Mash the leftover sabji finely using a masher. If using leftover potato sabji, warm it for a few seconds before filling. Warm stuffing improves the taste and texture.
Take a chapati and apply Schezwan sauce evenly over it. Spread a thin layer of Schezwan sauce so it adds flavor without making the chapati soggy.
Fill half of the chapati with the mashed sabji and top it with the mixed sliced veggies.
Fold the chapati in half and press gently.
Apply butter and fry it on a pan on low flame until golden and crispy on both sides. You can also airfry these tacos at 180° C for 7-8 min for healthier option.
Serve these Desi Chinese Tacos hot with a cup of hot coffee.
You can use any leftover sabji for this recipe, but potato sabji works particularly well.
Leftover chapati should be soft.
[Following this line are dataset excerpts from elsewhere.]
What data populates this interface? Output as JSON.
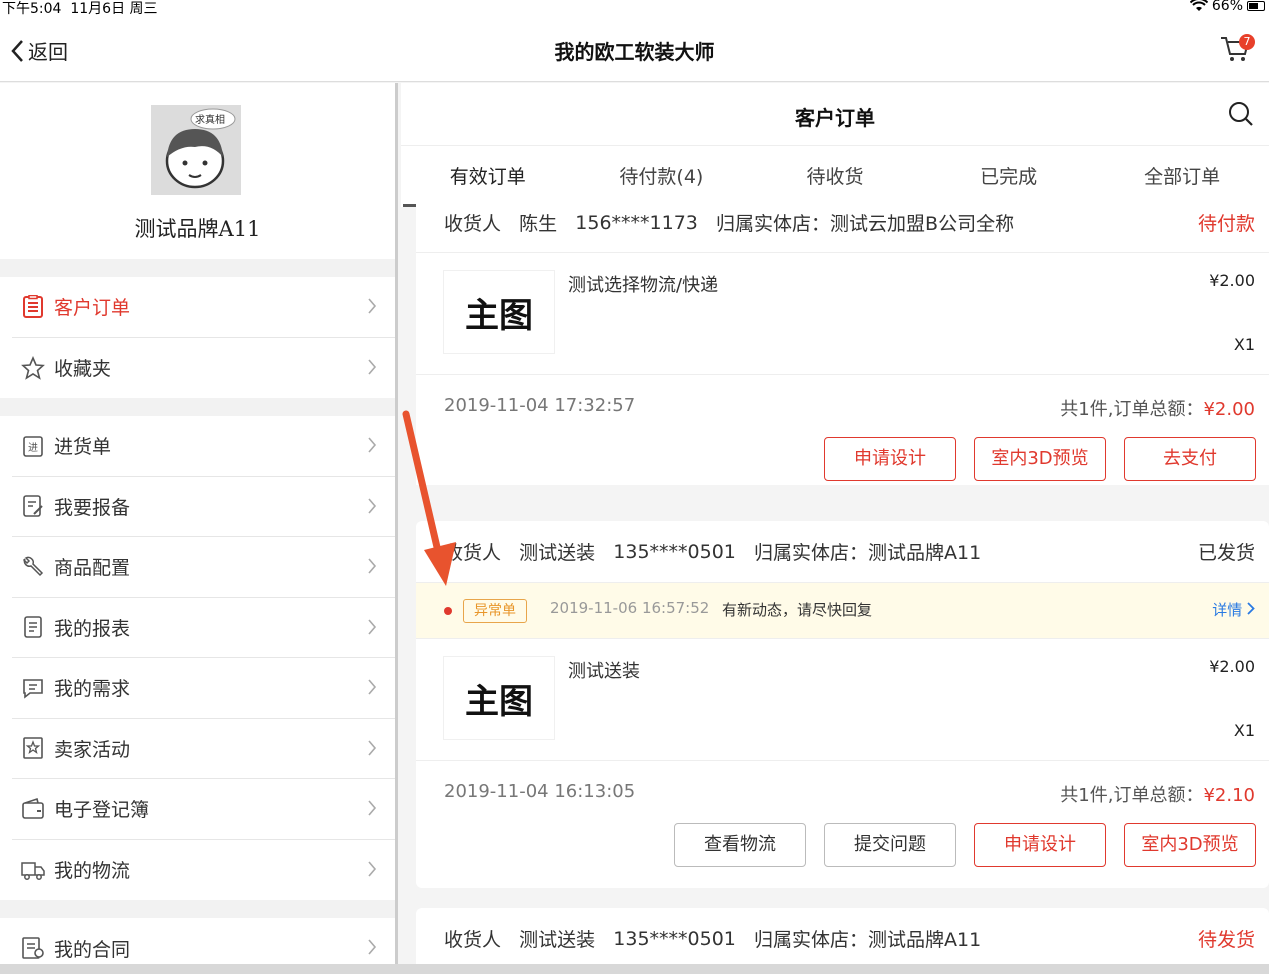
{
  "status_bar": {
    "time": "下午5:04",
    "date": "11月6日 周三",
    "battery": "66%"
  },
  "nav": {
    "back_label": "返回",
    "title": "我的欧工软装大师",
    "cart_badge": "7"
  },
  "sidebar": {
    "avatar_bubble": "求真相",
    "brand_name": "测试品牌A11",
    "group1": [
      {
        "label": "客户订单",
        "icon": "order-icon",
        "active": true
      },
      {
        "label": "收藏夹",
        "icon": "star-icon"
      }
    ],
    "group2": [
      {
        "label": "进货单",
        "icon": "purchase-icon"
      },
      {
        "label": "我要报备",
        "icon": "report-edit-icon"
      },
      {
        "label": "商品配置",
        "icon": "wrench-icon"
      },
      {
        "label": "我的报表",
        "icon": "document-icon"
      },
      {
        "label": "我的需求",
        "icon": "message-icon"
      },
      {
        "label": "卖家活动",
        "icon": "activity-icon"
      },
      {
        "label": "电子登记簿",
        "icon": "wallet-icon"
      },
      {
        "label": "我的物流",
        "icon": "truck-icon"
      }
    ],
    "group3": [
      {
        "label": "我的合同",
        "icon": "contract-icon"
      }
    ]
  },
  "main": {
    "title": "客户订单",
    "tabs": [
      "有效订单",
      "待付款(4)",
      "待收货",
      "已完成",
      "全部订单"
    ],
    "orders": [
      {
        "receiver_label": "收货人",
        "receiver": "陈生",
        "phone": "156****1173",
        "store_label": "归属实体店：",
        "store": "测试云加盟B公司全称",
        "status": "待付款",
        "thumb": "主图",
        "product": "测试选择物流/快递",
        "price": "¥2.00",
        "qty": "X1",
        "date": "2019-11-04 17:32:57",
        "total_label": "共1件,订单总额：",
        "total": "¥2.00",
        "buttons": [
          "申请设计",
          "室内3D预览",
          "去支付"
        ]
      },
      {
        "receiver_label": "收货人",
        "receiver": "测试送装",
        "phone": "135****0501",
        "store_label": "归属实体店：",
        "store": "测试品牌A11",
        "status": "已发货",
        "alert_tag": "异常单",
        "alert_time": "2019-11-06 16:57:52",
        "alert_text": "有新动态，请尽快回复",
        "alert_detail": "详情",
        "thumb": "主图",
        "product": "测试送装",
        "price": "¥2.00",
        "qty": "X1",
        "date": "2019-11-04 16:13:05",
        "total_label": "共1件,订单总额：",
        "total": "¥2.10",
        "buttons": [
          "查看物流",
          "提交问题",
          "申请设计",
          "室内3D预览"
        ]
      },
      {
        "receiver_label": "收货人",
        "receiver": "测试送装",
        "phone": "135****0501",
        "store_label": "归属实体店：",
        "store": "测试品牌A11",
        "status": "待发货"
      }
    ]
  },
  "colors": {
    "accent": "#e0392e",
    "link": "#2a7ae2",
    "warning": "#e8962a"
  }
}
If it becomes dry, lightly warm it on the tawa before adding the filling so it folds easily without breaking.
Adjust the amount of Schezwan sauce based on your spice tolerance.
For a kid-friendly version, sprinkle a little grated cheese before folding the chapati.
Can I use fresh chapati instead of leftover chapati?
Yes, you can use fresh chapati, but leftover chapati gives a slightly crispier texture when fried.
What other vegetables can I use?
You can use any vegetables you like, such as bell peppers, spring onions, or even grated zucchini.
Can I make this ahead of time?
It's best to prepare and fry the Taco fresh, but you can mash the sabji and slice the veggies in advance.
Is there a substitute for Schezwan sauce?
You can use any spicy sauce or chutney as a substitute, but Schezwan sauce gives the best Indo-Chinese flavor.
Can I make this vegan?
Yes, simply skip the butter and use oil for frying to make it vegan.